L’instant d’après, le cliquetis des épées accompagnait la rêverie d’Hortense assise dans un fauteuil au coin du feu. Elle avait quelque peine à se défendre d’un vague sentiment de soulagement qu’elle jugea écœurant :

— Décidément, je n’ai vraiment rien d’une héroïne, pensa-t-elle en regardant ferrailler Felicia qui bondissait avec la souple grâce d’une panthère noire. Et pas davantage d’une amazone…

S’y joignait cependant un regret. Elle avait tellement envie de rentrer en France !

Mais il était écrit que ce jour-là serait celui des mauvaises nouvelles. Quand les deux femmes rentrèrent à la Schenkenstrasse, elles trouvèrent, avec un mot de Prokesch exprimant des regrets qui n’excluaient tout de même pas l’espérance, un court billet de Maria Lipona : Patrick Butler avait profité d’une des absences de son hôtesse pour s’enfuir de chez elle sans même un mot d’excuses ou de remerciements pour les soins prodigués.

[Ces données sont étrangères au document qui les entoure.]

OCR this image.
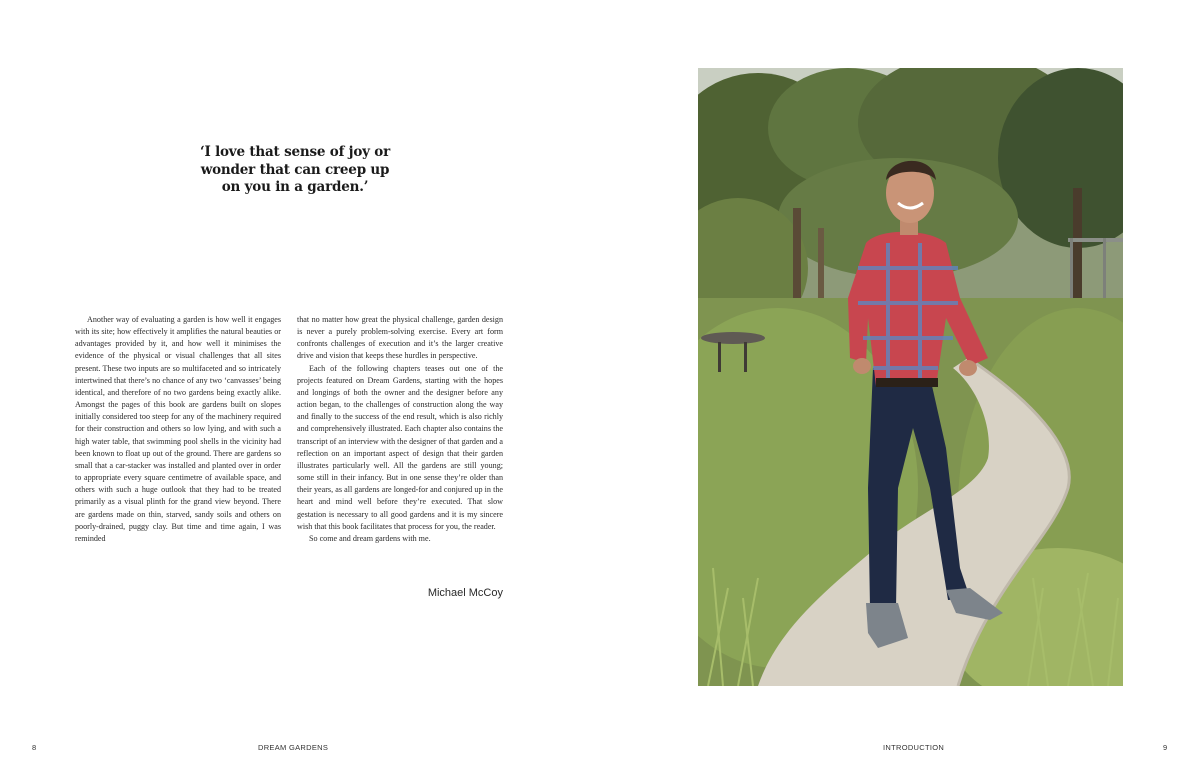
‘I love that sense of joy or wonder that can creep up on you in a garden.’

Another way of evaluating a garden is how well it engages with its site; how effectively it amplifies the natural beauties or advantages provided by it, and how well it minimises the evidence of the physical or visual challenges that all sites present. These two inputs are so multifaceted and so intricately intertwined that there’s no chance of any two ‘canvasses’ being identical, and therefore of no two gardens being exactly alike. Amongst the pages of this book are gardens built on slopes initially considered too steep for any of the machinery required for their construction and others so low lying, and with such a high water table, that swimming pool shells in the vicinity had been known to float up out of the ground. There are gardens so small that a car-stacker was installed and planted over in order to appropriate every square centimetre of available space, and others with such a huge outlook that they had to be treated primarily as a visual plinth for the grand view beyond. There are gardens made on thin, starved, sandy soils and others on poorly-drained, puggy clay. But time and time again, I was reminded

that no matter how great the physical challenge, garden design is never a purely problem-solving exercise. Every art form confronts challenges of execution and it’s the larger creative drive and vision that keeps these hurdles in perspective.

Each of the following chapters teases out one of the projects featured on Dream Gardens, starting with the hopes and longings of both the owner and the designer before any action began, to the challenges of construction along the way and finally to the success of the end result, which is also richly and comprehensively illustrated. Each chapter also contains the transcript of an interview with the designer of that garden and a reflection on an important aspect of design that their garden illustrates particularly well. All the gardens are still young; some still in their infancy. But in one sense they’re older than their years, as all gardens are longed-for and conjured up in the heart and mind well before they’re executed. That slow gestation is necessary to all good gardens and it is my sincere wish that this book facilitates that process for you, the reader.

So come and dream gardens with me.

Michael McCoy
8	DREAM GARDENS	INTRODUCTION	9
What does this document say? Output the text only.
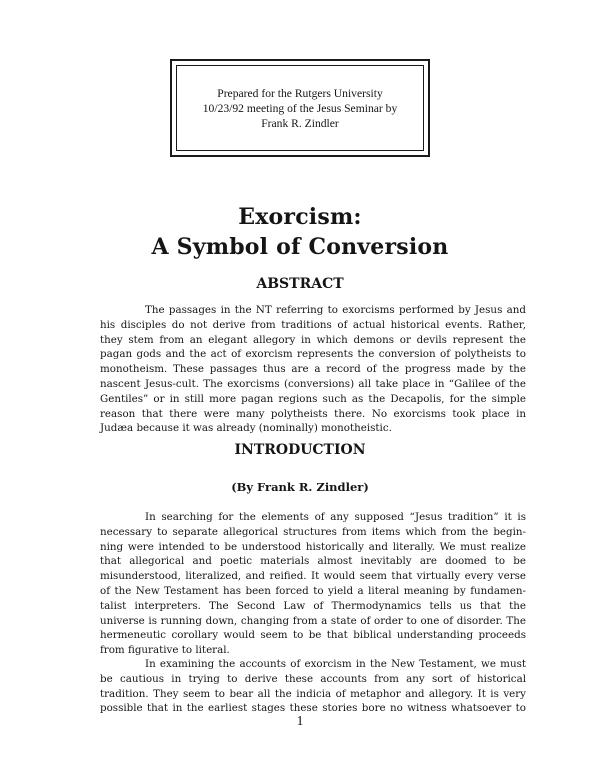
Prepared for the Rutgers University
10/23/92 meeting of the Jesus Seminar by
Frank R. Zindler
Exorcism:
A Symbol of Conversion
ABSTRACT
The passages in the NT referring to exorcisms performed by Jesus and
his disciples do not derive from traditions of actual historical events. Rather,
they stem from an elegant allegory in which demons or devils represent the
pagan gods and the act of exorcism represents the conversion of polytheists to
monotheism. These passages thus are a record of the progress made by the
nascent Jesus-cult. The exorcisms (conversions) all take place in “Galilee of the
Gentiles” or in still more pagan regions such as the Decapolis, for the simple
reason that there were many polytheists there. No exorcisms took place in
Judæa because it was already (nominally) monotheistic.
INTRODUCTION
(By Frank R. Zindler)
In searching for the elements of any supposed “Jesus tradition” it is
necessary to separate allegorical structures from items which from the begin-
ning were intended to be understood historically and literally. We must realize
that allegorical and poetic materials almost inevitably are doomed to be
misunderstood, literalized, and reified. It would seem that virtually every verse
of the New Testament has been forced to yield a literal meaning by fundamen-
talist interpreters. The Second Law of Thermodynamics tells us that the
universe is running down, changing from a state of order to one of disorder. The
hermeneutic corollary would seem to be that biblical understanding proceeds
from figurative to literal.
In examining the accounts of exorcism in the New Testament, we must
be cautious in trying to derive these accounts from any sort of historical
tradition. They seem to bear all the indicia of metaphor and allegory. It is very
possible that in the earliest stages these stories bore no witness whatsoever to
1
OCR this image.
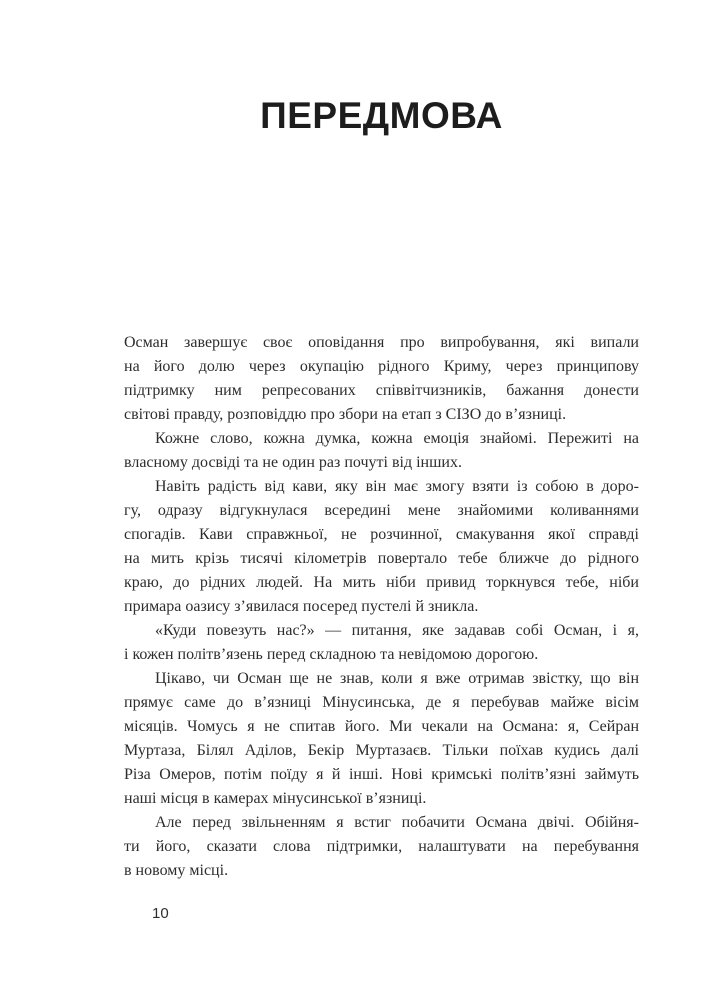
ПЕРЕДМОВА
Осман завершує своє оповідання про випробування, які випали
на його долю через окупацію рідного Криму, через принципову
підтримку ним репресованих співвітчизників, бажання донести
світові правду, розповіддю про збори на етап з СІЗО до в’язниці.
Кожне слово, кожна думка, кожна емоція знайомі. Пережиті на
власному досвіді та не один раз почуті від інших.
Навіть радість від кави, яку він має змогу взяти із собою в доро-
гу, одразу відгукнулася всередині мене знайомими коливаннями
спогадів. Кави справжньої, не розчинної, смакування якої справді
на мить крізь тисячі кілометрів повертало тебе ближче до рідного
краю, до рідних людей. На мить ніби привид торкнувся тебе, ніби
примара оазису з’явилася посеред пустелі й зникла.
«Куди повезуть нас?» — питання, яке задавав собі Осман, і я,
і кожен політв’язень перед складною та невідомою дорогою.
Цікаво, чи Осман ще не знав, коли я вже отримав звістку, що він
прямує саме до в’язниці Мінусинська, де я перебував майже вісім
місяців. Чомусь я не спитав його. Ми чекали на Османа: я, Сейран
Муртаза, Білял Аділов, Бекір Муртазаєв. Тільки поїхав кудись далі
Різа Омеров, потім поїду я й інші. Нові кримські політв’язні займуть
наші місця в камерах мінусинської в’язниці.
Але перед звільненням я встиг побачити Османа двічі. Обійня-
ти його, сказати слова підтримки, налаштувати на перебування
в новому місці.
10
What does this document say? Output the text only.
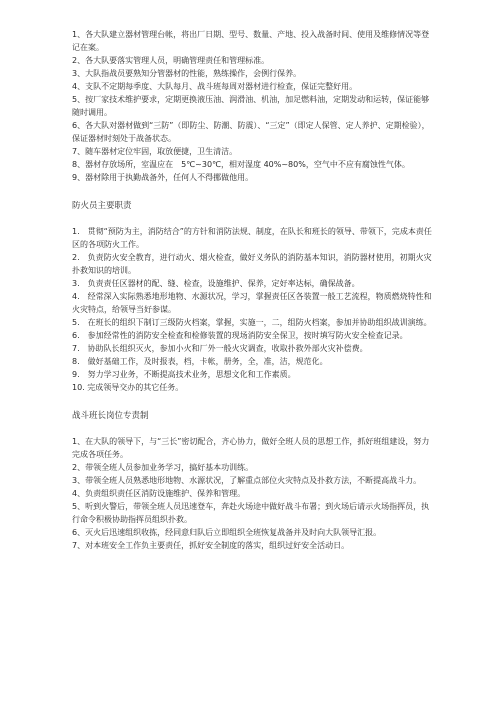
1、各大队建立器材管理台帐，将出厂日期、型号、数量、产地、投入战备时间、使用及维修情况等登记在案。

2、各大队要落实管理人员，明确管理责任和管理标准。

3、大队指战员要熟知分管器材的性能，熟练操作，会例行保养。

4、支队不定期每季度、大队每月、战斗班每周对器材进行检查，保证完整好用。

5、按厂家技术维护要求，定期更换液压油、润滑油、机油，加足燃料油，定期发动和运转，保证能够随时调用。

6、各大队对器材做到“三防”（即防尘、防潮、防震）、“三定”（即定人保管、定人养护、定期检验），保证器材时刻处于战备状态。

7、随车器材定位牢固，取放便捷，卫生清洁。

8、器材存放场所，室温应在　5℃~30℃，相对湿度 40%~80%，空气中不应有腐蚀性气体。

9、器材除用于执勤战备外，任何人不得挪做他用。

防火员主要职责

1.　贯彻“预防为主，消防结合”的方针和消防法规、制度，在队长和班长的领导、带领下，完成本责任区的各项防火工作。

2.　负责防火安全教育，进行动火、烟火检查，做好义务队的消防基本知识，消防器材使用，初期火灾扑救知识的培训。

3.　负责责任区器材的配、缝、检查，设施维护、保养，定好率达标，确保战备。

4.　经常深入实际熟悉地形地物、水源状况，学习，掌握责任区各装置一般工艺流程，物质燃烧特性和火灾特点，给领导当好参谋。

5.　在班长的组织下制订三级防火档案，掌握，实施一，二，组防火档案，参加并协助组织战训演练。

6.　参加经常性的消防安全检查和检修装置的现场消防安全保卫，按时填写防火安全检查记录。

7.　协助队长组织灭火，参加小火和厂外一般火灾调查，收取扑救外部火灾补偿费。

8.　做好基础工作，及时报表，档，卡帐，册务，全，准，洁，规范化。

9.　努力学习业务，不断提高技术业务，思想文化和工作素质。

10. 完成领导交办的其它任务。

战斗班长岗位专责制

1、在大队的领导下，与“三长”密切配合，齐心协力，做好全班人员的思想工作，抓好班组建设，努力完成各项任务。

2、带领全班人员参加业务学习，搞好基本功训练。

3、带领全班人员熟悉地形地物、水源状况，了解重点部位火灾特点及扑救方法，不断提高战斗力。

4、负责组织责任区消防设施维护、保养和管理。

5、听到火警后，带领全班人员迅速登车，奔赴火场途中做好战斗布署；到火场后请示火场指挥员，执行命令积极协助指挥员组织扑救。

6、灭火后迅速组织收拣，经同意归队后立即组织全班恢复战备并及时向大队领导汇报。

7、对本班安全工作负主要责任，抓好安全制度的落实，组织过好安全活动日。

— Et c’est malheureusement un Français ! soupira Felicia. De quoi avons-nous l’air ?

CHAPITRE IX

L’ATTENTAT

Le battement des éventails agitait doucement l’air alourdi par les parfums des visiteurs et les suaves odeurs de chocolat, de vanille, de café, de brioches chaudes et de crème fraîche qui emplissaient le salon. On se serait cru chez Demel, le grand pâtissier du Kohlmarkt, et non dans la demeure d’une duchesse régnante. Mais les friandises étaient le péché mignon de Wilhelmine et de ses sœurs ; aussi l’heure du thé, dans l’aile droite du palais Palm, attirait-elle toujours nombre d’amis soucieux de voler à la maussaderie du temps un agréable moment de chaude convivialité en compagnie de charmantes femmes sachant admirablement recevoir. Felicia et Hortense se laissaient elles-mêmes prendre volontiers à cette séduction et il n’était pas rare de les trouver dans le beau salon des laques où Wilhelmine aimait à recevoir à l’heure du goûter.